Abends gehen wir im Campingrestaurant essen und werden dabei sehr an vergleichbare Etablissements bei Hapimag erinnert. Aber das Essen ist gut, und zum Rauchen werden wir in eine Veranda verfrachtet, wo extra für uns ein Heizpilz angezündet wird. Umweltschädlich, aber sehr freundlich und schön warm.
Mittwoch, 16.3
Da wir am Vorabend die Räder schon auf dem Gepäckträger montiert haben, sind wir früh unterwegs. Zumindest relativ!

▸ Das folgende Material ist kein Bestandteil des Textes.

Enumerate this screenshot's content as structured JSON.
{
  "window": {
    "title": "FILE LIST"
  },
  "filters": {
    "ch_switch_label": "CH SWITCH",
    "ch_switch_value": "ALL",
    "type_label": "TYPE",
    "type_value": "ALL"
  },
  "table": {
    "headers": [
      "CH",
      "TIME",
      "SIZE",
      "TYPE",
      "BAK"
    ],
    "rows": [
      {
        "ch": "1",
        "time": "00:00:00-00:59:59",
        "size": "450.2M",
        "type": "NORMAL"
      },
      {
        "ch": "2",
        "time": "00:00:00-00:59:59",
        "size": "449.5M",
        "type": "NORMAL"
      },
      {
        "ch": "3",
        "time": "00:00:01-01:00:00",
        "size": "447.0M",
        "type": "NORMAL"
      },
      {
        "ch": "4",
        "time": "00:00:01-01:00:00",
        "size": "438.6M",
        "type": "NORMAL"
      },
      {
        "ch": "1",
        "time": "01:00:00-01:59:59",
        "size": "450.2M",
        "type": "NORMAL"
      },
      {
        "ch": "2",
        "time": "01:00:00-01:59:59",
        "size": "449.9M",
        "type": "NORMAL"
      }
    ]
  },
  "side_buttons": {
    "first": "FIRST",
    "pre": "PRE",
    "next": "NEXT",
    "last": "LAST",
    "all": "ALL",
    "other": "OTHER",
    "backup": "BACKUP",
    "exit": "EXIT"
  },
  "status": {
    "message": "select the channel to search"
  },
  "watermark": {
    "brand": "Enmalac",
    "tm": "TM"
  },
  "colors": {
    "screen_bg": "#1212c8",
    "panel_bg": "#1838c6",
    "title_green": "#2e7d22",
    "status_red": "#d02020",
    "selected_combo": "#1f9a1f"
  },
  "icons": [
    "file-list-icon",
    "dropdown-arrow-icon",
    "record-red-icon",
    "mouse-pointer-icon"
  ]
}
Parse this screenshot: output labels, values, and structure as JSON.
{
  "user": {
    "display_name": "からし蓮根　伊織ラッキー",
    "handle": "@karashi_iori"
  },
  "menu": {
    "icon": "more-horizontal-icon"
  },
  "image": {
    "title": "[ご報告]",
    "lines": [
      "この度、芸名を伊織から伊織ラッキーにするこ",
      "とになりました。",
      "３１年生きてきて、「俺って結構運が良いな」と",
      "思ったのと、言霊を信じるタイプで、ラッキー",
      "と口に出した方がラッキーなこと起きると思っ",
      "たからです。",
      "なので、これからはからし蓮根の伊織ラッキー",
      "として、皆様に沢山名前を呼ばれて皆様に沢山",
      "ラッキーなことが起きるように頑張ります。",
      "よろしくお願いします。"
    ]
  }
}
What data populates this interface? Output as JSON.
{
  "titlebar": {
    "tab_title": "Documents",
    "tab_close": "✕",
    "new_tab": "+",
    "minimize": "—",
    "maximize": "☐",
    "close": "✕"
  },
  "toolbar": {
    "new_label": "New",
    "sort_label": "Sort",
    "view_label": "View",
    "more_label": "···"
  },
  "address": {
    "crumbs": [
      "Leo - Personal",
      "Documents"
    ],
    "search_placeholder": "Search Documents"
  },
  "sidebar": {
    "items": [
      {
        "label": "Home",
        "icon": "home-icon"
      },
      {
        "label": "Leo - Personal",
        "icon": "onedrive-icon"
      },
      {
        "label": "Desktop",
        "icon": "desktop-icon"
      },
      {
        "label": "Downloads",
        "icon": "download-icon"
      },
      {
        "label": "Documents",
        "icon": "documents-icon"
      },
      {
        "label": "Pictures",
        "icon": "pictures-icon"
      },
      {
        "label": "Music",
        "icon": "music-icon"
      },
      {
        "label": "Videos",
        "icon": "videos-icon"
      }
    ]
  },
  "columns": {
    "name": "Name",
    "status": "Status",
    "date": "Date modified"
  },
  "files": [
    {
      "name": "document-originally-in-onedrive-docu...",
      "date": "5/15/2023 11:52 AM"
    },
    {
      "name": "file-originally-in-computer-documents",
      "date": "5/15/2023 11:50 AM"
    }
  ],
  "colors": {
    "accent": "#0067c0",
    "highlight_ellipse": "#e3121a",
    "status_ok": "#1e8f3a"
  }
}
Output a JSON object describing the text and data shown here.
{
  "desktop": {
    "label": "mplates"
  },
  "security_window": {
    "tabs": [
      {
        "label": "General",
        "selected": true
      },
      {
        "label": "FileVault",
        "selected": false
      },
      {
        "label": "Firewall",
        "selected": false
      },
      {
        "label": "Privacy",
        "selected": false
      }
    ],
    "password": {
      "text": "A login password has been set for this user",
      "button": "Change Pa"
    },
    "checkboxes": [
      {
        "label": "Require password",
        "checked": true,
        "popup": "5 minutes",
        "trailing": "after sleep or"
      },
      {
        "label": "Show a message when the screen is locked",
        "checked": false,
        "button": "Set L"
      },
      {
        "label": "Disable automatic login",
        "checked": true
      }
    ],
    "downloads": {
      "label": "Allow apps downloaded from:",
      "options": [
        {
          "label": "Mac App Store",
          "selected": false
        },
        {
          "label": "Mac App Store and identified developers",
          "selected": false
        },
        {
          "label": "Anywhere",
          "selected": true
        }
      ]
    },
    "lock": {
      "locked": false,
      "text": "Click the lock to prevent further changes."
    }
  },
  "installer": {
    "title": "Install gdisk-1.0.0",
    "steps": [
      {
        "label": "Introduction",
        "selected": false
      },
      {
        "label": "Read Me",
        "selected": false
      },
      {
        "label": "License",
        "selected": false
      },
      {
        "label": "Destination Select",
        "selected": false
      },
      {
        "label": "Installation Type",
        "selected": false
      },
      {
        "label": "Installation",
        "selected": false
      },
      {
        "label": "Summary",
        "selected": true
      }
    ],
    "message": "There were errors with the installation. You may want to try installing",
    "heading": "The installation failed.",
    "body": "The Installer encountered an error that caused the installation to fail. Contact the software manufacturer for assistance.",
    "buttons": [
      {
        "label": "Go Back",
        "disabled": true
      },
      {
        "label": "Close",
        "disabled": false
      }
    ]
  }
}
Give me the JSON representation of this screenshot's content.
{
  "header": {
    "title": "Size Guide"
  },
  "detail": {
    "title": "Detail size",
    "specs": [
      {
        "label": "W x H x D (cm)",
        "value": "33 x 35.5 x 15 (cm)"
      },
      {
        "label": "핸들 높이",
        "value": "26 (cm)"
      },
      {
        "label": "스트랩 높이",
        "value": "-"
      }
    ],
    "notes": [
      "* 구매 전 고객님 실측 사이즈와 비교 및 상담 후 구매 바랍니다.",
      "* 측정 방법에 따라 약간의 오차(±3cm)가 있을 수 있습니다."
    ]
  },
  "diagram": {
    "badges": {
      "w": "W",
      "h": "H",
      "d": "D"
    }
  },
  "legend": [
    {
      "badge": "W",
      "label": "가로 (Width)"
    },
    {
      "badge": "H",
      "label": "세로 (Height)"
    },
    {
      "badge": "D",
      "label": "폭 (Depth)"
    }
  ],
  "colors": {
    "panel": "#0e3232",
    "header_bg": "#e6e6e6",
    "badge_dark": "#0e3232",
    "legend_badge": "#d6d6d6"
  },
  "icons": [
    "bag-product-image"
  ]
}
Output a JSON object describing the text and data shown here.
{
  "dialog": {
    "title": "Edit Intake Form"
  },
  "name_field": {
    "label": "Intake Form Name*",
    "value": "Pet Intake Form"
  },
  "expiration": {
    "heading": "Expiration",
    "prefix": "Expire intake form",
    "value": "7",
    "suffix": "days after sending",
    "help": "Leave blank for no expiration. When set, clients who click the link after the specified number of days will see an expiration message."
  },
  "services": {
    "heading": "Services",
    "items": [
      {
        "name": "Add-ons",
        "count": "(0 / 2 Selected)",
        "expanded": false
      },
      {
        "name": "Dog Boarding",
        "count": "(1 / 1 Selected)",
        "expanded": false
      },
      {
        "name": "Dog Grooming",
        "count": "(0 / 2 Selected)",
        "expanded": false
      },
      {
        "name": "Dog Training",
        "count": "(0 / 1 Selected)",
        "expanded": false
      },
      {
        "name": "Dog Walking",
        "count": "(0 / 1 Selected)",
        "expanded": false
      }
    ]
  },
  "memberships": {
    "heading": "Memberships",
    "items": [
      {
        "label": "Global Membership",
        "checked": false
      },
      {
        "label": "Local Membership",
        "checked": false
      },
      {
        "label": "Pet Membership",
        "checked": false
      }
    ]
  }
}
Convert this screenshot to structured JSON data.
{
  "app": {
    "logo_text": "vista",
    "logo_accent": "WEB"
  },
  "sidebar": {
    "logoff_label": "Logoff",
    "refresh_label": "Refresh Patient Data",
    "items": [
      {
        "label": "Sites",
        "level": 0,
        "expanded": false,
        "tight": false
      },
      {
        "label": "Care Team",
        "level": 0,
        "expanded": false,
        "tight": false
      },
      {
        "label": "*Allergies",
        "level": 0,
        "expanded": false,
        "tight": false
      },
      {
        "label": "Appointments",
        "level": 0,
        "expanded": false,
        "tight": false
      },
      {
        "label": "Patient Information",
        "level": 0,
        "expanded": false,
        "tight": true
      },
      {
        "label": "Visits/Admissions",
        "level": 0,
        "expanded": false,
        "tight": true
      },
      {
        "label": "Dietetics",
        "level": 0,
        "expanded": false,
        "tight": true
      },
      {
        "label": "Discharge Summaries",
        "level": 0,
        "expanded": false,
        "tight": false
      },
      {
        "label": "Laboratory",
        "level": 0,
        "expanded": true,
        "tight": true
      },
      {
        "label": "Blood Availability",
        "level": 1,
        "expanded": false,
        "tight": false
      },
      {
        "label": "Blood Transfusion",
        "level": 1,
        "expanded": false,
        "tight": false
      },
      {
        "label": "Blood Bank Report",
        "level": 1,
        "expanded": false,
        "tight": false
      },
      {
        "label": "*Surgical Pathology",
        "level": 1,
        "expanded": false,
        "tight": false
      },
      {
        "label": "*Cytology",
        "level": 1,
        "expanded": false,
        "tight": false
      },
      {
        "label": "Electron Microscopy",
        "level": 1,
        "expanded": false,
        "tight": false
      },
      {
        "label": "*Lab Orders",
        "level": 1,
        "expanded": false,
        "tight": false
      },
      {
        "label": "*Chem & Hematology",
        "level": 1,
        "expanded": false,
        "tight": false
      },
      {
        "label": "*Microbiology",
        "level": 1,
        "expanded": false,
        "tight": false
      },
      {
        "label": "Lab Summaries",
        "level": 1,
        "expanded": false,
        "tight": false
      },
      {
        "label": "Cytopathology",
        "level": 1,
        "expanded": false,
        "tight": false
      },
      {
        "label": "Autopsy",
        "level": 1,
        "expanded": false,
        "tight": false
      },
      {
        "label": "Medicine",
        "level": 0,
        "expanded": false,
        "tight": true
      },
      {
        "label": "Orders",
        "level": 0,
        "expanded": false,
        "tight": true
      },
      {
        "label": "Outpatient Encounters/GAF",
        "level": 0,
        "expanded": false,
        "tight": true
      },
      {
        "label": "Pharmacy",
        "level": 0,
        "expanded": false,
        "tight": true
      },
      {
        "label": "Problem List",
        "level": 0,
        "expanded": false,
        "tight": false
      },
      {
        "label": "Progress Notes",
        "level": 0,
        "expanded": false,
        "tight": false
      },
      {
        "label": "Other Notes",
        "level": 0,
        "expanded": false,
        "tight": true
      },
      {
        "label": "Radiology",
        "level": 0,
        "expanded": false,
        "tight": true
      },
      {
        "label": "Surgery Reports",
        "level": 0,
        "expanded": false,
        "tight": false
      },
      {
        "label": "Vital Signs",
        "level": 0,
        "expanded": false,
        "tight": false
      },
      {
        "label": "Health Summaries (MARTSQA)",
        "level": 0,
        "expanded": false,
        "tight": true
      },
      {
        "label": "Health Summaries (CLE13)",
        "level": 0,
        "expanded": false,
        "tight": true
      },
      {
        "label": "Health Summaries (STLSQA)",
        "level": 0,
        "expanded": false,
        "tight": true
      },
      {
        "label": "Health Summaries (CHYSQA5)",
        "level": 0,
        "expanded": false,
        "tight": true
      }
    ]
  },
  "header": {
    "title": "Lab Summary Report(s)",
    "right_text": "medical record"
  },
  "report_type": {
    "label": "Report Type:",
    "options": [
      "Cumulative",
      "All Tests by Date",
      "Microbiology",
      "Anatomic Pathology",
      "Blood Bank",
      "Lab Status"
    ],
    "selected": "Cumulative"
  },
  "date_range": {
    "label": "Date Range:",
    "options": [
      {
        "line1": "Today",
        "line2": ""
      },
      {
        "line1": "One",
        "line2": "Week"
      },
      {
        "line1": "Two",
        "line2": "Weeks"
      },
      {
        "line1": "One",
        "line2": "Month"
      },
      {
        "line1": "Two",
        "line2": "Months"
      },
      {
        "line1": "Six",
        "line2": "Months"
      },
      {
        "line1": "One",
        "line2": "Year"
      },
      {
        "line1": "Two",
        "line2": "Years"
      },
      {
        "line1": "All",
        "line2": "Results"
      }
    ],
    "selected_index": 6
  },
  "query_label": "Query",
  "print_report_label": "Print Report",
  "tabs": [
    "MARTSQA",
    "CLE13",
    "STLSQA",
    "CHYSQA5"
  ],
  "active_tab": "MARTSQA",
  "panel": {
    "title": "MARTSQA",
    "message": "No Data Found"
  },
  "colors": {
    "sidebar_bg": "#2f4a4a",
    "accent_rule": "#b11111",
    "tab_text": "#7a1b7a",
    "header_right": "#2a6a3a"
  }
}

Wir fahren der Küstenstraße entlang bis Ventimiglia an der französischen Grenze. Für die 20 km brauchen wir 40 Minuten, aber wir sehen auch was von den Städtchen, durch die wir fahren. Weil wir eine falsche Abzweigung nehmen, landen wir wider Willen doch auf der Autobahn. Die nächsten ca. vier Stunden sind wir mit der Suche nach einem Campingplatz beschäftigt. Der erste gefällt uns zwar, liegt aber in einer ziemlich scheußlichen Gegend zwischen Nizza und Cannes. Der zweite ist in der Pampa und sieht völlig abgewrackt aus, der dritte hat eigentlich geschlossen. Wir könnten zwar übernachten, müssten aber am darauffolgenden Tag den Platz verlassen für ein Moto-Cross-Rennen. Am Ende landen wir wieder auf Platz 1 im Industriegebiet von Villeneuve-Loubet. Immerhin ist das Meer nah – wenn auch völlig zugebaut. Ein richtiges Wahrzeichen ist die Wohn- und Hafenanlage „Marina Baies des Anges“ (Bucht der Engel) direkt vor uns.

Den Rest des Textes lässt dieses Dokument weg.